I usually watch the Consuelo Mack show; it is on Sunday at 1pm where I live. The topic this week was the importance of dividends with Ben Stein, Robert Kessler and David Winters.
Kessler and Stein got into a tiff over something said by Kessler that I too question or perhaps the result is a data anomaly.
Kessler said that over the last "20 odd" years the return of treasuries, specifically zero coupon bonds, has equaled stocks. I think Ben would still be telling Kessler he's wrong if Consuelo hadn't jumped in.
Kessler said one thing that was confusing for people new to zeros he said "over the last 20 years they have outperformed almost every asset class for only one reason; that they are consistently paying interest." Well zeros pay no interest they accrete higher in price yes but pay interest no.
At one point he says it works because over the last 20 or 25 years zeros have compounded at 5% or 6%. Well at no point in the 1980's (according to Yahoo Finance) did 30 year treasury yields go below 7%. He may be using yields as high as 14% for his work.
I am not positive what long term zeros were "yielding" 20 years ago but Yahoo has the yield of a regular 30 year treasury bond at 7.5% (about the low of the decade) in March 1987.
I did a calculation of a 20 year period ending 12/31/2006 and zeros bought 20 years prior compounding at 10% would have had a roughly 610% increase. The S&P 500 opened at 242.17 on January 1, 1987 and closed out 2006 at 1418 so the gain from that period in stocks works out to about 590% so he's right!

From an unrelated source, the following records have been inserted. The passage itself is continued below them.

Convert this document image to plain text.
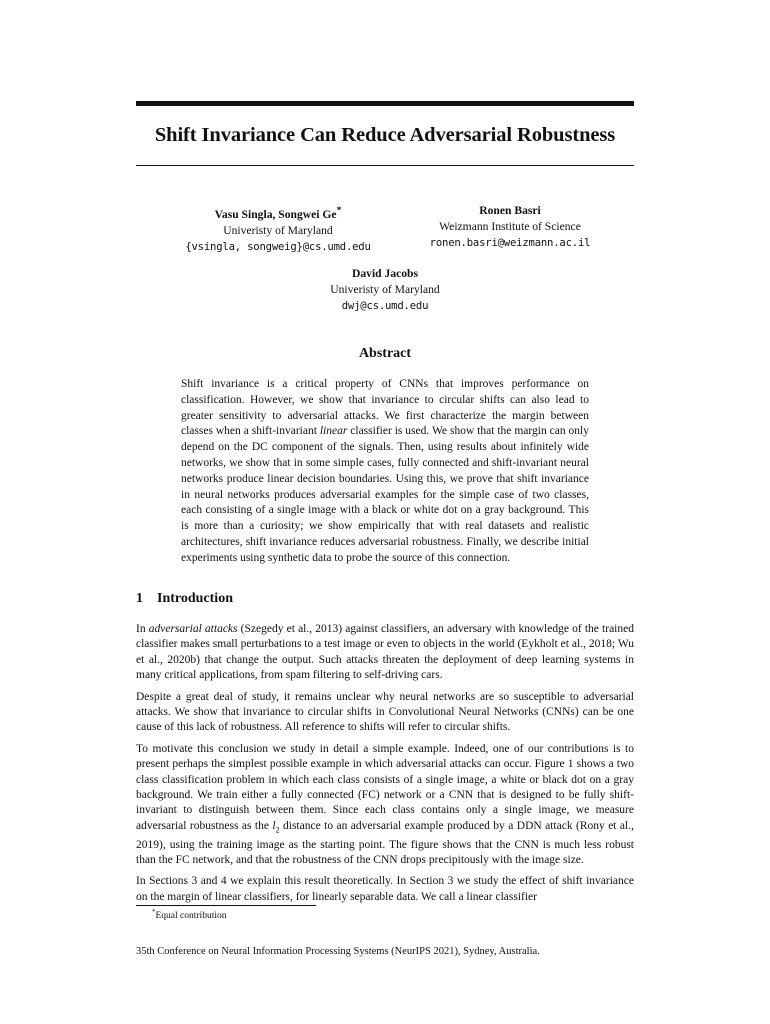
Shift Invariance Can Reduce Adversarial Robustness
Vasu Singla, Songwei Ge*
Univeristy of Maryland
{vsingla, songweig}@cs.umd.edu
Ronen Basri
Weizmann Institute of Science
ronen.basri@weizmann.ac.il
David Jacobs
Univeristy of Maryland
dwj@cs.umd.edu
Abstract

Shift invariance is a critical property of CNNs that improves performance on classification. However, we show that invariance to circular shifts can also lead to greater sensitivity to adversarial attacks. We first characterize the margin between classes when a shift-invariant linear classifier is used. We show that the margin can only depend on the DC component of the signals. Then, using results about infinitely wide networks, we show that in some simple cases, fully connected and shift-invariant neural networks produce linear decision boundaries. Using this, we prove that shift invariance in neural networks produces adversarial examples for the simple case of two classes, each consisting of a single image with a black or white dot on a gray background. This is more than a curiosity; we show empirically that with real datasets and realistic architectures, shift invariance reduces adversarial robustness. Finally, we describe initial experiments using synthetic data to probe the source of this connection.

1 Introduction

In adversarial attacks (Szegedy et al., 2013) against classifiers, an adversary with knowledge of the trained classifier makes small perturbations to a test image or even to objects in the world (Eykholt et al., 2018; Wu et al., 2020b) that change the output. Such attacks threaten the deployment of deep learning systems in many critical applications, from spam filtering to self-driving cars.

Despite a great deal of study, it remains unclear why neural networks are so susceptible to adversarial attacks. We show that invariance to circular shifts in Convolutional Neural Networks (CNNs) can be one cause of this lack of robustness. All reference to shifts will refer to circular shifts.

To motivate this conclusion we study in detail a simple example. Indeed, one of our contributions is to present perhaps the simplest possible example in which adversarial attacks can occur. Figure 1 shows a two class classification problem in which each class consists of a single image, a white or black dot on a gray background. We train either a fully connected (FC) network or a CNN that is designed to be fully shift-invariant to distinguish between them. Since each class contains only a single image, we measure adversarial robustness as the $l_2$ distance to an adversarial example produced by a DDN attack (Rony et al., 2019), using the training image as the starting point. The figure shows that the CNN is much less robust than the FC network, and that the robustness of the CNN drops precipitously with the image size.

In Sections 3 and 4 we explain this result theoretically. In Section 3 we study the effect of shift invariance on the margin of linear classifiers, for linearly separable data. We call a linear classifier

*Equal contribution
35th Conference on Neural Information Processing Systems (NeurIPS 2021), Sydney, Australia.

Oh wait, no, dividends, dang!
According to BigCharts.com the yield for most of the time studied has been around 2% (you probably already know that) and while I did not take the time to calculate it through, 20 years of even 1.5% would put stocks over the top, so it seems, but I have not seen Kessler's data.
The thing that stands out about Kessler's comments is that he uses the 1980's as a starting point which had some of the highest yields (if not the highest) in the history of our country, certainly the last 100 years.
Later he said that stocks would, over the next 20 years, have to go up 300% to outperform zeros. Well over the last 20, which takes in a crash, cutting in half and many crises, the market went up 590%. Twenty years before that (so opening day 1967) the SPX opened at 80.38 and went up 305%-ish to the 242.17 and this period included a big stretch of "going nowhere" and yes we still need to add the dividend in. Twenty years before that (so opening day 1947) the SPX was at 15.30 so the the following 20 years the market was up better than 500%, uh plus the dividend. The numbers here are from the Stock Trader's Almanac.
The lowest closing price I can find for the S&P 500 after the tech wreck was on March 11, 2003 at 800.73. Twenty years earlier the S&P closed at 151.24 which is about a 520% gain, plus dividends.
So betting against 300% in 20 years seems like a bet I would not want to make.
Clearly Kessler has data to back this up but looking forward I don't see how it can help unless you really want to take the under on the US stock market and think 5% compounded will beat stocks. I have written before that I think we may be in for a period of below average returns which I think might be in the 7-8% range. If this turns out to be correct I think adding a couple of hundred basis points is possible with foreign investing.
If Kessler's model is built around double digit rates, well how useful is that today? It will be useful if rates go back that high to be sure.





4 comments:
I've found zero T-bonds extremely useful over the years and quite profitable too but Kessler's conclusion seems over the top; if you bought a bunch of zeros in the early eighties (and some of us did) then, sure, you made out very well -- make that extremely well and better than equities too if you were bold enough to use leverage (I was not, alas) -- but that was then and this is now.
I have seen one study which unfortunately I can not seem to locate that did make the case that, with the exception of this last cycle, a 20-year zero about matches the average return on real estate over the normal real estate cycle but there that "with the exception of" statement that tells you what you already knew: All these things have their time and a portfolio strategy must be flexible enough to deal with that.
One thing that I don't often hear discussed about zeros is their usefulness as a hedge WRT real estate and/or deflationary scenarios generally. Always nice to get double or even triple duty out of an asset and a zero of appropriate duration can not only offset the drag of a big liability such as a mortgage but also guard the value of the underlying asset itself.
I know this is a late post but how does one leverate t-bonds?
Thanks
do you mean leverage?
i believe there are OEFs that leverage up also treasuries can be bought on margin.